In der Tat hat sich in Hamburg etwas verändert. 2011 wurden in der Hansestadt 5639 Menschen eingebürgert, das ist der höchste Wert seit 2003. Bis Ende August dieses Jahres sind bereits 4645 Einbürgerungsanträge gestellt worden, rund 37 Prozent mehr als im Vorjahreszeitraum. Der Senat stellt in seiner Antwort auf eine Anfrage des SPD-Bürgerschaftsabgeordneten Kazim Abaci fest, "dass das persönliche Werben des Bürgermeisters als positives Signal einer gelebten Willkommenskultur wahrgenommen wird und eine enorme Sogwirkung entfaltet hat".

Von einer solchen Sogwirkung ist Schleswig-Holstein weit entfernt. Zwar hat sich die damals noch schwarz-gelbe Landesregierung 2011 einen "Aktionsplan Integration" verordnet, verwirklicht wurde davon bislang kaum etwas. Ove Rahlf, Sprecher des Innenministeriums: "Zur Umsetzung des Plans wird das Ministerium auf die an der Einbürgerung beteiligten Akteure zugehen. Vorgesehen ist eine Informationsreihe zum Thema Einbürgerung. Zielgruppen orientiert sollen mögliche einbürgerungshindernde Informationsdefizite durch Vermittlung von Sachinformationen ausgeräumt werden." Laut Zentralregister lebten Ende 2011 rund 133.000 Ausländer in Schleswig-Holstein. In den Kreisen und kreisfreien Städten differieren die Zahlen stark. Im Kreis Pinneberg wohnen 21 406 Menschen, die nicht die deutsche Staatsbürgerschaft haben - das sind 16,05 Prozent aller Pinneberger. Im Kreis Plön leben nur 2938 Ausländer (2,2 Prozent). In Stormarn sind es 9988 (7,49 Prozent) im Kreis Segeberg 13.447 (10,09 Prozent). Zum Vergleich: In Hamburg sind es deutlich mehr: rund 236.000. Das entspricht etwa 13 Prozent der Gesamtbevölkerung, in Schleswig-Holstein sind es nur rund fünf Prozent.

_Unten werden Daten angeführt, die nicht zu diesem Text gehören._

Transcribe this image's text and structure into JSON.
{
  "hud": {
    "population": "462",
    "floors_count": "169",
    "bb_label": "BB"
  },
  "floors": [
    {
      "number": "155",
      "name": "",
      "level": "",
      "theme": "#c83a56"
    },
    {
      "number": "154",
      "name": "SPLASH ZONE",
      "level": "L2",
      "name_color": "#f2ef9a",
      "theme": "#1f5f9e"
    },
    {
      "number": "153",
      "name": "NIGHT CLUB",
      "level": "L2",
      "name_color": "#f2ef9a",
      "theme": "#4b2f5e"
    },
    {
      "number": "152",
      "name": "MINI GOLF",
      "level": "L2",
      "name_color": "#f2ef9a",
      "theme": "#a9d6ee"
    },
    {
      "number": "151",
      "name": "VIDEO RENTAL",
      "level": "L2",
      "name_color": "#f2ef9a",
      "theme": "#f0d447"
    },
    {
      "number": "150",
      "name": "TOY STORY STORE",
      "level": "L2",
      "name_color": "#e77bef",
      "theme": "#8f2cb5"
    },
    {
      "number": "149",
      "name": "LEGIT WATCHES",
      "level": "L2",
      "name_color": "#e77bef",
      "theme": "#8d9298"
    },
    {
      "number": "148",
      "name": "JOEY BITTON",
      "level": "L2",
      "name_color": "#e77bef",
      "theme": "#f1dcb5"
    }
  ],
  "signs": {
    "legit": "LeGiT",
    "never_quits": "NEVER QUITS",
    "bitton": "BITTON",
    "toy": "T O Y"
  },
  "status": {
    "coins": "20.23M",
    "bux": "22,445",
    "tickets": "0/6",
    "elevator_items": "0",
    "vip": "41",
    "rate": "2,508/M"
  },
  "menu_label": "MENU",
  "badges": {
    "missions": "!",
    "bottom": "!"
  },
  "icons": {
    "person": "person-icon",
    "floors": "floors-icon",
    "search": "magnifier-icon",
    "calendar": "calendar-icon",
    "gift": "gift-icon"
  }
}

Stefan Schmidt, Flüchtlingsbeauftragter des Landes, findet dennoch, dass es sich lohnt, das Werben um Einbürgerungswillige zu verstärken. "Da ist noch Reserve", sagt er. Die Vorteile für die Antragsteller lägen auf der Hand. "Wer sich einbürgern lässt, kann wählen und gewählt werden", sagt Schmidt. "Er kann tun, was sonst nur die Deutschen können." Wer Deutscher ist, muss nicht mehr zur Behörde, um aufenthaltsrechtliche Fragen klären zu lassen.

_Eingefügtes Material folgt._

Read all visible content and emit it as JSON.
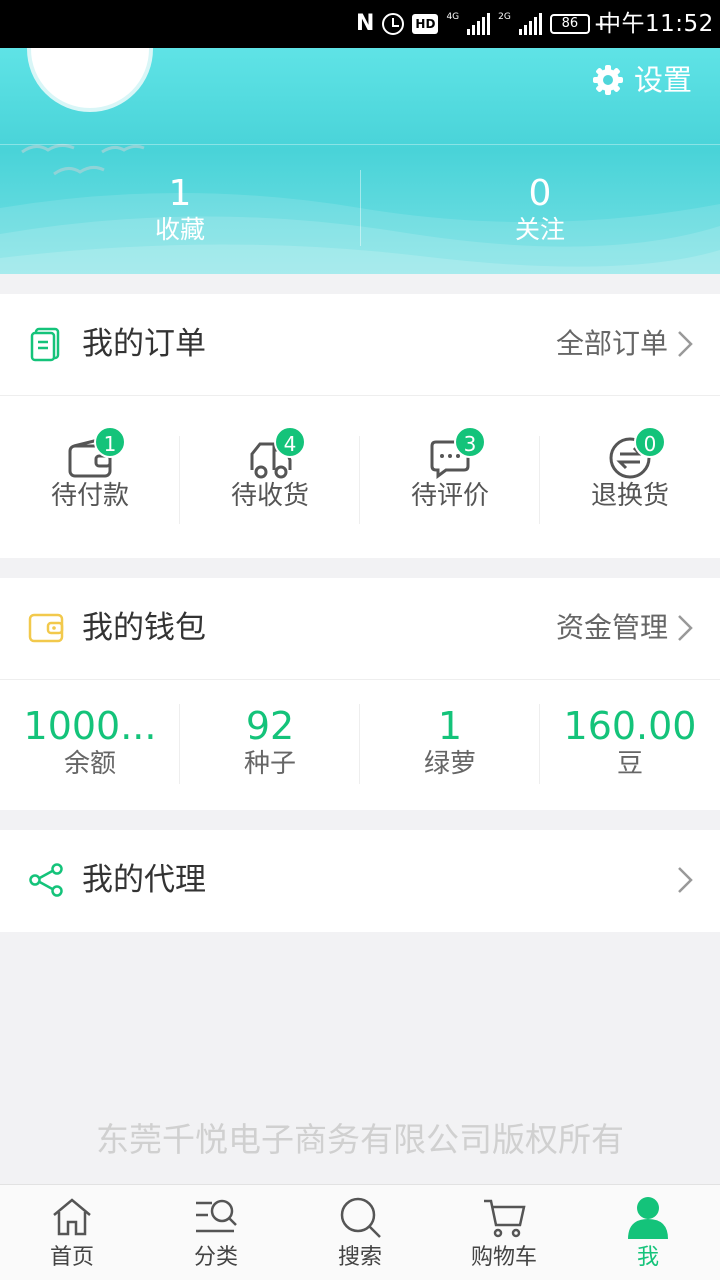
{
  "status_bar": {
    "nfc": "N",
    "hd": "HD",
    "net1": "4G",
    "net2": "2G",
    "battery": "86",
    "time": "中午11:52"
  },
  "header": {
    "settings_label": "设置",
    "stats": [
      {
        "value": "1",
        "label": "收藏"
      },
      {
        "value": "0",
        "label": "关注"
      }
    ]
  },
  "orders": {
    "title": "我的订单",
    "link": "全部订单",
    "items": [
      {
        "label": "待付款",
        "badge": "1",
        "icon": "wallet-icon"
      },
      {
        "label": "待收货",
        "badge": "4",
        "icon": "truck-icon"
      },
      {
        "label": "待评价",
        "badge": "3",
        "icon": "comment-icon"
      },
      {
        "label": "退换货",
        "badge": "0",
        "icon": "exchange-icon"
      }
    ]
  },
  "wallet": {
    "title": "我的钱包",
    "link": "资金管理",
    "items": [
      {
        "value": "1000...",
        "label": "余额"
      },
      {
        "value": "92",
        "label": "种子"
      },
      {
        "value": "1",
        "label": "绿萝"
      },
      {
        "value": "160.00",
        "label": "豆"
      }
    ]
  },
  "agent": {
    "title": "我的代理"
  },
  "copyright": "东莞千悦电子商务有限公司版权所有",
  "tabs": [
    {
      "label": "首页",
      "icon": "home-icon"
    },
    {
      "label": "分类",
      "icon": "category-icon"
    },
    {
      "label": "搜索",
      "icon": "search-icon"
    },
    {
      "label": "购物车",
      "icon": "cart-icon"
    },
    {
      "label": "我",
      "icon": "user-icon"
    }
  ],
  "colors": {
    "accent": "#14c37a",
    "header": "#49d3d8",
    "wallet_icon": "#f2c94c"
  }
}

Weiterer Vorteil: In der Behörde fällt weniger Arbeit an. In Schleswig-Holstein sind die Behörden der Kreise und kreisfreien Städte für Einbürgerungen zuständig. Die einen laden zu einer Feier in festlichem Rahmen ein, andere machen es unaufwendiger, individueller. Astrid Matern, Fachdienstleiterin in Stormarn, hat in diesem Jahr schon 150 Ausländer zu deutschen Staatsbürgern gemacht. Wann das geschieht, können die Antragsteller entscheiden. "Wenn es jemand vor der Arbeit machen will, dann bürgere ich auch morgens um halb sieben ein", sagt sie. Der Vorteil des kleinen Rahmens liege auf der Hand. "Man kann ganz in Ruhe alle Fragen besprechen, die sich im Zusammenhang mit der neuen Staatsbürgerschaft noch stellen", sagt sie. "Neulich hat jemand wissen wollen: 'Kann ich jetzt eigentlich noch in der Türkei beerdigt werden?' Diese Frage wäre bei einer Feier mit vielen Menschen nie gestellt worden."

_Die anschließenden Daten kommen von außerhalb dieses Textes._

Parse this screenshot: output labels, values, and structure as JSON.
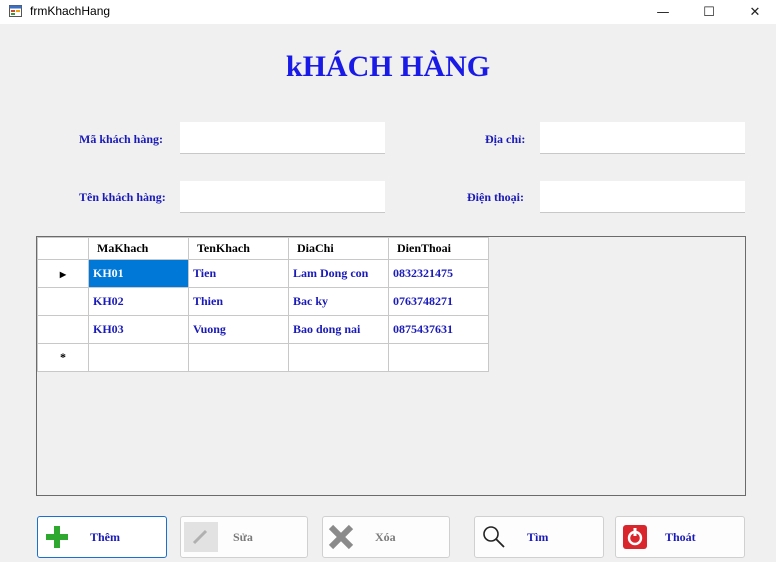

Für die meisten ihrer Antragsteller sei die Einbürgerung ein feierlicher Moment. "Kaum jemand kommt allein zu mir", sagt Astrid Matern, "die meisten werden von Freunden oder Familienangehörigen begleitet." Matern wird wohl bald die nächsten Einbürgerungen vornehmen müssen - für die acht Frauen und Männern, die Hans Peter Weiß am Sonnabend in der Volkshochschule Ahrensburg begrüßt hat.